L-R: Nikola Dimitrov, Minister of Foreign Affairs of North Macedonia; Jean Asselborn, Luxembourg's Minister of Foreign and European Affairs; Linas Linkevičius, Minister of Foreign Affairs of Lithuania; Credit: MAEE

At the invitation of the Slovak Chairmanship of the Organization for Security and Co-operation in Europe (OSCE), Luxembourg's Minister of Foreign and European Affairs, Jean Asselborn, participated in the Ministerial Council of Foreign Ministers of the OSCE held yesterday in Bratislava, Slovakia.

The 26th OSCE Ministerial Council, composed of Foreign Ministers from the OSCE's 57 participating states, addressed issues related to security in Europe and reflected on the future role of the organisation in a changing multilateral environment.

In his speech, Minister Asselborn reiterated that the OSCE remains the largest regional security organisation and provides a framework of choice for a dialogue that must be based on mutual trust. Recalling that the international order based on respect for the rule of law today faces enormous challenges, he emphasised that "we must therefore redouble our efforts for effective multilateralism".
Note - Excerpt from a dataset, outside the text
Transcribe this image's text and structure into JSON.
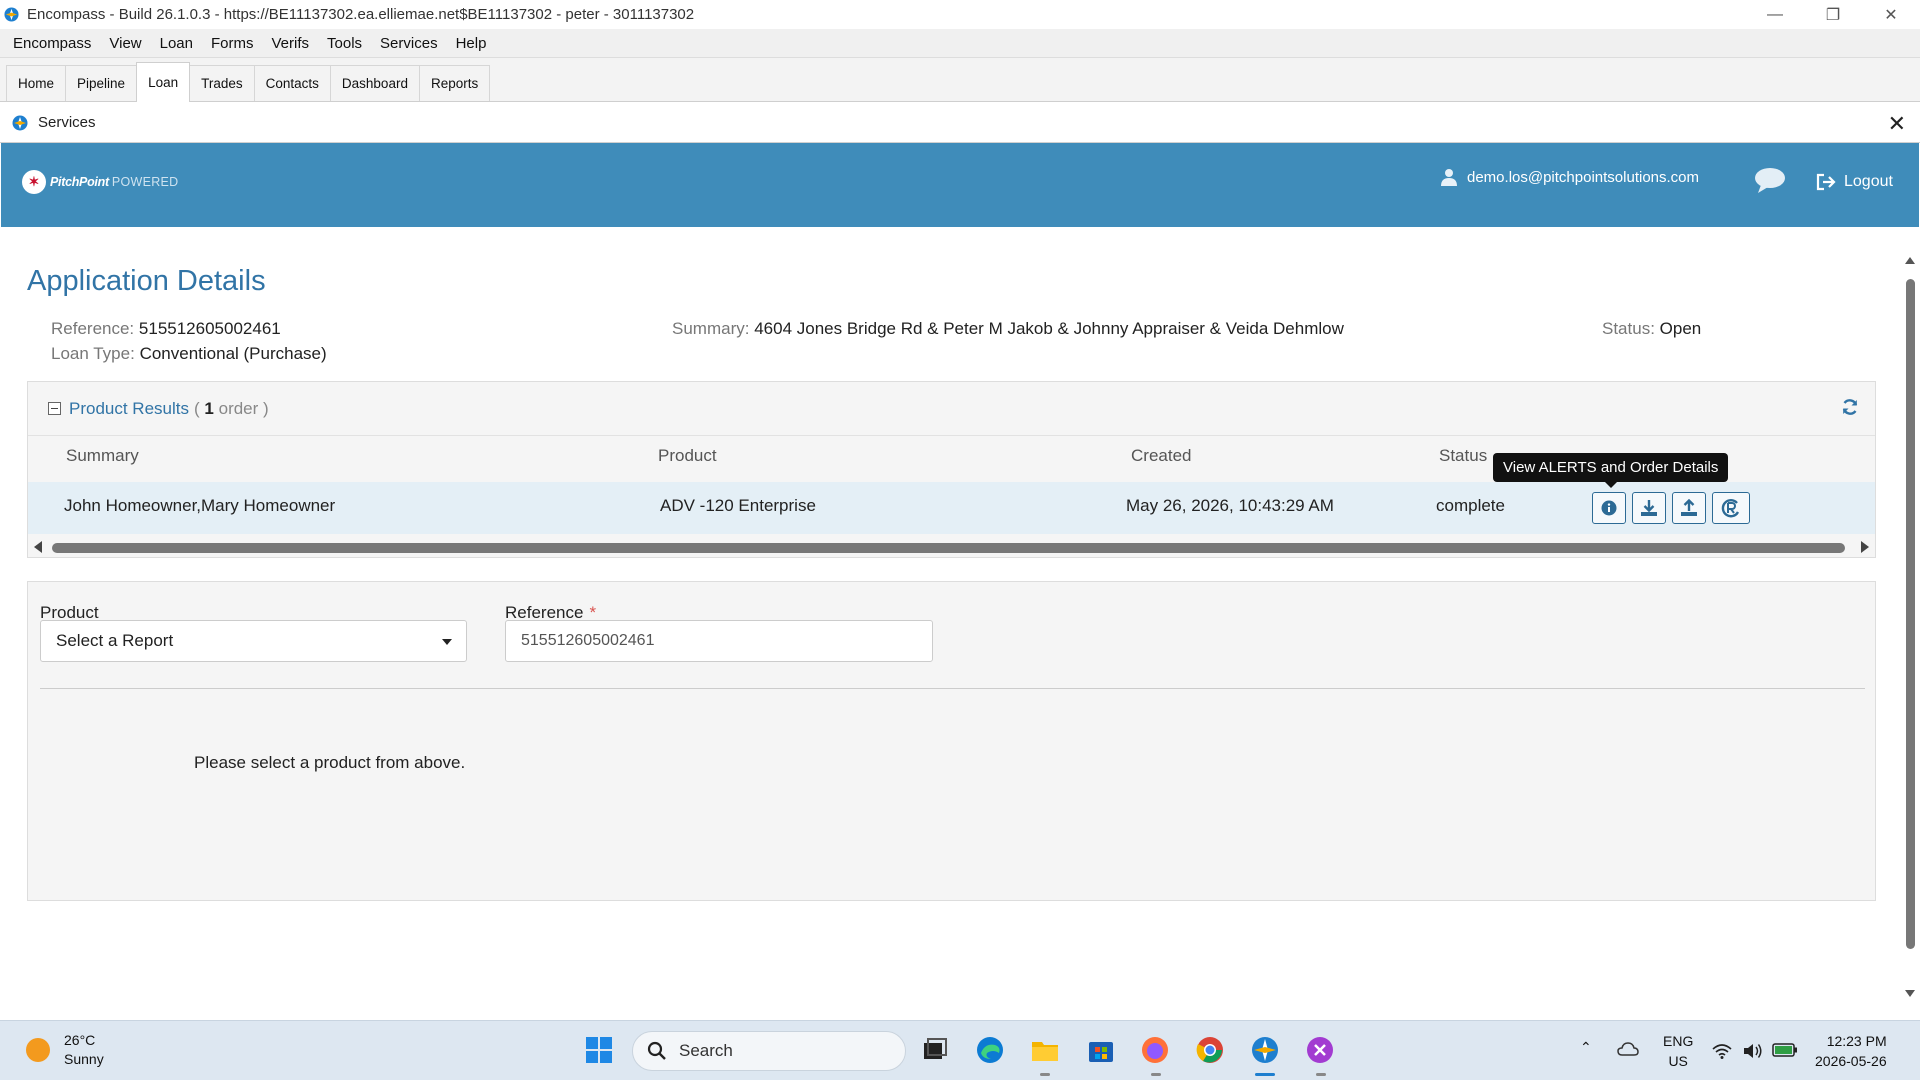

Luxembourg's Foreign Minister also expressed his concern at the continuing deterioration in the human rights situation in the OSCE area. In this context, he stated: "We are convinced that every person should have the same rights, regardless of their origin, skin colour, ethnicity, religion, sexual orientation or gender identity, social status or political convictions".

Regarding the conflict in Ukraine, Minister Asselborn reiterated that "Luxembourg remains convinced that only full implementation of the Minsk agreements can lead to a peaceful settlement".

Jean Asselborn also highlighted the role of women in peace and security, stressing that "Luxembourg is convinced of the importance of empowering women as artisans, builders and peace officers. Engaging women in peace processes expands perspectives, promotes openness and diversity, and responds to the concerns of a broader range of stakeholders, leading, in a proven way, to more lasting peace".

In conclusion, Minister Asselborn recalled that "Luxembourg also attaches particular importance to the modernisation of the Vienna Document. We view the recently developed project with the assistance of 32 participating states as a critical tool to help restore confidence in the current security climate that concerns us all".

On the sidelines of the OSCE meeting, Jean Asselborn had a bilateral meeting with his Ukrainian counterpart Vadym Prystaiko to take stock of bilateral relations.